La manifestation, qui a également rassemblé les radicaux comme El hijra wa takfir, avait commencé pacifiquement à la sortie de la mosquée El Feth au centre de Tunis après le prêche de vendredi. Un impressionnant cordon de sécurité a été mis en place juste avant la prière au niveau de la station du métro La République (Le passage) pour empêcher les fidèles d’emprunter la rue de Paris.
Après leur rassemblement à la fin de la prière, des centaines d’islamistes ont marché jusqu’au niveau de la station de La République avant de rebrousser chemin pour emprunter la rue de Londres longeant le jardin public Habib Thameur et menant vers Bab Souika.
Ils étaient au moins dix mille à avoir manifesté. Hommes et femmes se sont joints alors aux fidèles criant des slogans tels que «La ilaha ilallah», (Il n’y a de Dieu que Dieu), «Nourid dawla islamiya» (Nous voulons un Etat islamique) ou Khaybar khaybar ya yahoud, djaïch Mohamed sayaoud». Les mêmes slogans et même ambiance qui rappellent le temps de l’ex-parti dissous, le Front islamique du salut (FIS) même si le contexte est différent.
Tous les commerçants ont fermé leurs boutiques quelques minutes avant la prière.
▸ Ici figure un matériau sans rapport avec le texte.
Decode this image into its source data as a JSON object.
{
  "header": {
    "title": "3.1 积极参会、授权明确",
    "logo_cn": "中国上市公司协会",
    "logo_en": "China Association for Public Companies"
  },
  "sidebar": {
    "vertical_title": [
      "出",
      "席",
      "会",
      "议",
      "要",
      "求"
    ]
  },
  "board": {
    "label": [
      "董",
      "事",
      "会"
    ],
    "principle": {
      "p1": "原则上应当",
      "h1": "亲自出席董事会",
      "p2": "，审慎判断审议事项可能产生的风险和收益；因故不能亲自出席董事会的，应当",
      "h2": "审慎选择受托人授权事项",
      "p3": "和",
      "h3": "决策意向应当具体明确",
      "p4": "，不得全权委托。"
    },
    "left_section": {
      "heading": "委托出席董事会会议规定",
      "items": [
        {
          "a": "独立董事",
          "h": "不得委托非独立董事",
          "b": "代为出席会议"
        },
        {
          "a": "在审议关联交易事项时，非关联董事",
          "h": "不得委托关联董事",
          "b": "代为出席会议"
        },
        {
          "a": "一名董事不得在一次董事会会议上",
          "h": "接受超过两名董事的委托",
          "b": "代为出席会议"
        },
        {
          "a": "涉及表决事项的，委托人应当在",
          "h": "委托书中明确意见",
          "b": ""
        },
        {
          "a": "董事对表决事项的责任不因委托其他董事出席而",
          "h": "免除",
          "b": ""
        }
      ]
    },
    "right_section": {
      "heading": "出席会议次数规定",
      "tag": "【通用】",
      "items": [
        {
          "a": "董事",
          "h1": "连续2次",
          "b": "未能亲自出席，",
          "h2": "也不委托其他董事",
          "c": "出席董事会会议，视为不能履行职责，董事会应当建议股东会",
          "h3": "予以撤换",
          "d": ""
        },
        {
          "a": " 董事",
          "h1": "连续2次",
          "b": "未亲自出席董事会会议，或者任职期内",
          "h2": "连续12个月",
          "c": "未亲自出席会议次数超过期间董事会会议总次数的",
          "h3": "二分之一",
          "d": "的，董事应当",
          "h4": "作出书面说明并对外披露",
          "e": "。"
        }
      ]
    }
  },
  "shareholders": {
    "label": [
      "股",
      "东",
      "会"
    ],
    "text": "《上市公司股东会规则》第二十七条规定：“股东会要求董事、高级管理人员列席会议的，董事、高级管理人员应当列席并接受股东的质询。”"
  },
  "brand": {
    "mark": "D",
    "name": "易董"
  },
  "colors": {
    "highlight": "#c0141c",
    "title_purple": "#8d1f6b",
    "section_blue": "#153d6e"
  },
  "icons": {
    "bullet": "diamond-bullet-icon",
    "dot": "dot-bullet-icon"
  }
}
A l’approche du siège du gouvernement, seuls les plus radicaux des manifestants ont poursuivi le mouvement de protestation. Là, la police a utilisé des gaz lacrymogènes contre des centaines de personnes, essentiellement des salafistes qui voulaient manifester dans la Casbah de Tunis.
Des dizaines d’entre eux pourchassés par la police se alors sont réfugiés dans la mosquée de la Casbah. Le calme est revenu quelque temps après.
Rappelons que même si le P-DG de Nessma, Nabil Karoui, a présenté ses excuses au peuple tunisien au lendemain de la diffusion de «Persepolis», cela n’a pas réussi à apaiser la colère des gens de tout bord. D’ailleurs, même des prêches de vendredi dans les mosquées de Tunis ont été consacrés à cette affaire. La chaîne Nessma reste de ce fait au centre d’une controverse dont beaucoup de gens s’interrogent sur les tenants et les aboutissants de la diffusion du film «Persepolis».
Un quinquagénaire contacté lors de la manifestation nous déclare: «Ce n’est pas un hasard que la chaîne Nessma passe la caricature à cet instant précis. Le film était une provocation pour montrer ce qui arriverait après les élections si les islamistes étaient majoritaires. La programmation du film n’était pas innocente.»
Une affirmation qui n’est pas loin de la vérité si l’on reprend la déclaration du P-DG de Nessma au moment de présenter ses excuses.
«Nous sommes à 15 jours des élections. On voudrait que la Tunisie passe à la démocratie et pas à une autre tyrannie. On est dans un combat juste. On ne va pas s’arrêter pour ça», avait expliqué Nabil Karoui.